The Correct Option is C

1. Rationalize the denominator:

To determine when the expression is purely real, we need to eliminate the imaginary part from the denominator. We do this by multiplying both the numerator and the denominator by the complex conjugate of the denominator:

$\frac{1 - i \sin \alpha}{1 + 2i \sin \alpha} \cdot \frac{1 - 2i \sin \alpha}{1 - 2i \sin \alpha}$

2. Expand and Simplify:

Expanding the numerator and the denominator:

Numerator: $(1 - i \sin \alpha)(1 - 2i \sin \alpha) = 1 - 2i \sin \alpha - i \sin \alpha + 2i^2 \sin^2 \alpha = 1 - 3i \sin \alpha - 2 \sin^2 \alpha$

Denominator: $(1 + 2i \sin \alpha)(1 - 2i \sin \alpha) = 1 - (2i \sin \alpha)^2 = 1 + 4 \sin^2 \alpha$

3. Combine and Separate Real and Imaginary Parts:

Therefore, the expression becomes:

$\frac{1 - 2 \sin^2 \alpha - 3i \sin \alpha}{1 + 4 \sin^2 \alpha} = \frac{1 - 2 \sin^2 \alpha}{1 + 4 \sin^2 \alpha} - i \frac{3 \sin \alpha}{1 + 4 \sin^2 \alpha}$

4. Condition for Purely Real:

For the expression to be purely real, the imaginary part must be zero. This means:

$\frac{3 \sin \alpha}{1 + 4 \sin^2 \alpha} = 0$

5. Solve for α:

This implies that $\sin \alpha = 0$. The solutions to this equation are:

$\alpha = n\pi$, where n is an integer.

6. Consider the domain (n ∈ N):

Since n ∈ N (natural numbers), the solution remains $\alpha = n\pi$.

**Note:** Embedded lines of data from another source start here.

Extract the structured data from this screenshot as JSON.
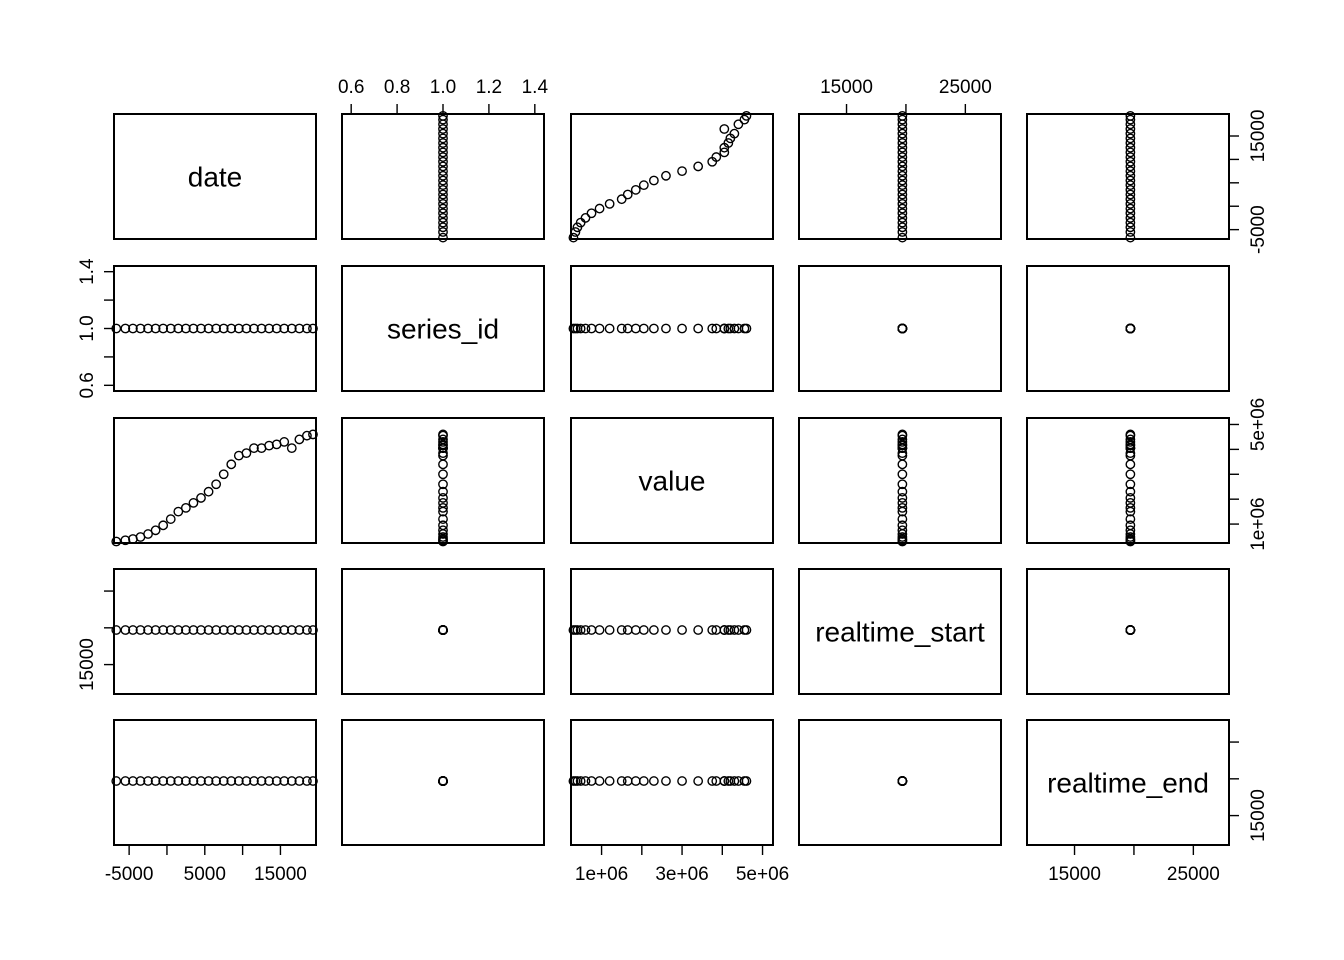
{
  "chart_data": {
    "type": "scatter",
    "variables": [
      "date",
      "series_id",
      "value",
      "realtime_start",
      "realtime_end"
    ],
    "ranges": {
      "date": [
        -7000,
        19700
      ],
      "series_id": [
        0.56,
        1.44
      ],
      "value": [
        240000,
        5260000
      ],
      "realtime_start": [
        11000,
        28000
      ],
      "realtime_end": [
        11000,
        28000
      ]
    },
    "axis_ticks": {
      "top": {
        "series_id": [
          "0.6",
          "0.8",
          "1.0",
          "1.2",
          "1.4"
        ],
        "realtime_start": [
          "15000",
          "25000"
        ]
      },
      "bottom": {
        "date": [
          "-5000",
          "5000",
          "15000"
        ],
        "value": [
          "1e+06",
          "3e+06",
          "5e+06"
        ],
        "realtime_end": [
          "15000",
          "25000"
        ]
      },
      "left": {
        "series_id": [
          "0.6",
          "1.0",
          "1.4"
        ],
        "realtime_start": [
          "15000"
        ]
      },
      "right": {
        "date": [
          "-5000",
          "15000"
        ],
        "value": [
          "1e+06",
          "5e+06"
        ],
        "realtime_end": [
          "15000"
        ]
      }
    },
    "constants": {
      "series_id": 1.0,
      "realtime_start": 19700,
      "realtime_end": 19700
    },
    "series": [
      {
        "x_variable": "date",
        "y_variable": "value",
        "x": [
          -6700,
          -5500,
          -4500,
          -3500,
          -2500,
          -1500,
          -500,
          500,
          1500,
          2500,
          3500,
          4500,
          5500,
          6500,
          7500,
          8500,
          9500,
          10500,
          11500,
          12500,
          13500,
          14500,
          15500,
          16500,
          17500,
          18500,
          19300
        ],
        "y": [
          300000,
          350000,
          400000,
          480000,
          600000,
          750000,
          950000,
          1200000,
          1500000,
          1650000,
          1850000,
          2050000,
          2300000,
          2600000,
          3000000,
          3400000,
          3750000,
          3850000,
          4050000,
          4050000,
          4150000,
          4200000,
          4300000,
          4050000,
          4400000,
          4550000,
          4600000
        ]
      }
    ]
  }
}
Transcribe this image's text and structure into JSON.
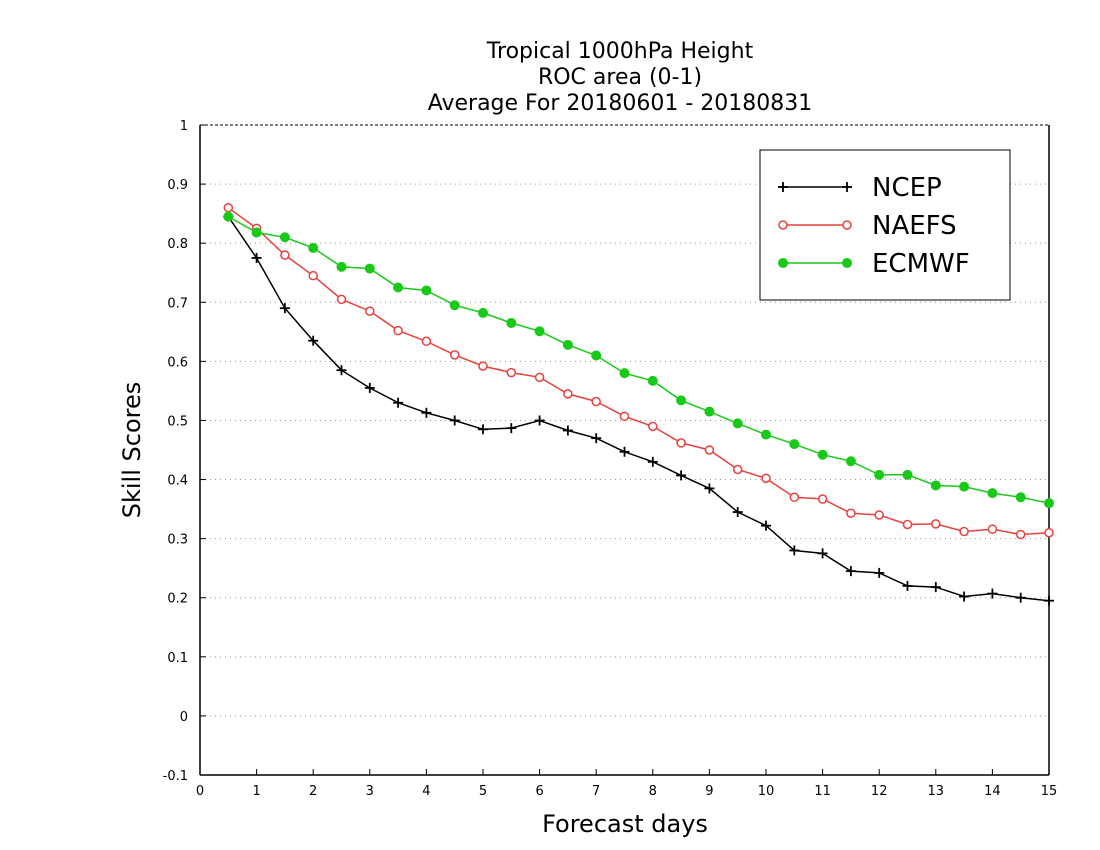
{
  "chart_data": {
    "type": "line",
    "title": [
      "Tropical 1000hPa Height",
      "ROC area (0-1)",
      "Average For 20180601 - 20180831"
    ],
    "xlabel": "Forecast days",
    "ylabel": "Skill Scores",
    "xlim": [
      0,
      15
    ],
    "ylim": [
      -0.1,
      1
    ],
    "x_ticks": [
      0,
      1,
      2,
      3,
      4,
      5,
      6,
      7,
      8,
      9,
      10,
      11,
      12,
      13,
      14,
      15
    ],
    "x_tick_labels": [
      "0",
      "1",
      "2",
      "3",
      "4",
      "5",
      "6",
      "7",
      "8",
      "9",
      "10",
      "11",
      "12",
      "13",
      "14",
      "15"
    ],
    "y_ticks": [
      -0.1,
      0,
      0.1,
      0.2,
      0.3,
      0.4,
      0.5,
      0.6,
      0.7,
      0.8,
      0.9,
      1
    ],
    "y_tick_labels": [
      "-0.1",
      "0",
      "0.1",
      "0.2",
      "0.3",
      "0.4",
      "0.5",
      "0.6",
      "0.7",
      "0.8",
      "0.9",
      "1"
    ],
    "grid": "horizontal dotted",
    "legend_position": "top-right",
    "x": [
      0.5,
      1,
      1.5,
      2,
      2.5,
      3,
      3.5,
      4,
      4.5,
      5,
      5.5,
      6,
      6.5,
      7,
      7.5,
      8,
      8.5,
      9,
      9.5,
      10,
      10.5,
      11,
      11.5,
      12,
      12.5,
      13,
      13.5,
      14,
      14.5,
      15
    ],
    "series": [
      {
        "name": "NCEP",
        "color": "#000000",
        "marker": "plus",
        "values": [
          0.845,
          0.775,
          0.69,
          0.635,
          0.585,
          0.555,
          0.53,
          0.513,
          0.5,
          0.485,
          0.487,
          0.5,
          0.483,
          0.47,
          0.447,
          0.43,
          0.407,
          0.385,
          0.345,
          0.322,
          0.28,
          0.275,
          0.245,
          0.242,
          0.22,
          0.218,
          0.202,
          0.207,
          0.2,
          0.195
        ]
      },
      {
        "name": "NAEFS",
        "color": "#e8413c",
        "marker": "open-circle",
        "values": [
          0.86,
          0.825,
          0.78,
          0.745,
          0.705,
          0.685,
          0.652,
          0.634,
          0.611,
          0.592,
          0.581,
          0.573,
          0.545,
          0.532,
          0.507,
          0.49,
          0.462,
          0.45,
          0.417,
          0.402,
          0.37,
          0.367,
          0.343,
          0.34,
          0.324,
          0.325,
          0.312,
          0.316,
          0.307,
          0.31
        ]
      },
      {
        "name": "ECMWF",
        "color": "#19c919",
        "marker": "filled-circle",
        "values": [
          0.845,
          0.818,
          0.81,
          0.792,
          0.76,
          0.757,
          0.725,
          0.72,
          0.695,
          0.682,
          0.665,
          0.651,
          0.628,
          0.61,
          0.58,
          0.567,
          0.534,
          0.515,
          0.495,
          0.476,
          0.46,
          0.442,
          0.431,
          0.408,
          0.408,
          0.39,
          0.388,
          0.377,
          0.37,
          0.36
        ]
      }
    ]
  }
}
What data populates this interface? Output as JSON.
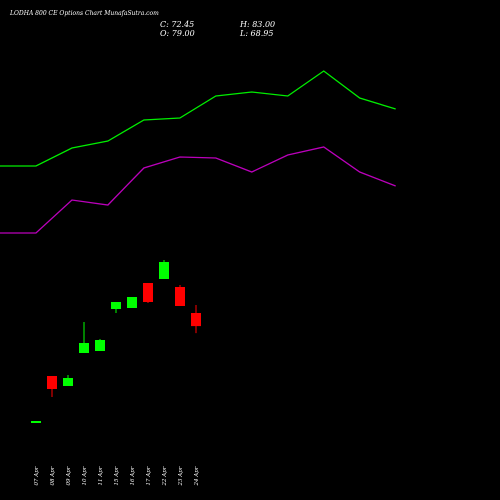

Conclusion: The real value of 'α' for which the given expression is purely real is $\alpha = n\pi$, where n is a natural number.

Correct Answer: (C) $n\pi$, n ∈ N

Answer 2

For the fraction to be purely real, the imaginary part of the complex number must be zero.

Let $\sin \alpha = k$: $\frac{1 - ik}{1 + 2ik}$ must be purely real. 

Rationalizing, we get: $\text{Imaginary part} = 0 \implies k = 0$. 

Thus, $\sin \alpha = 0 \implies \alpha = n\pi, n \in \mathbb{N}$.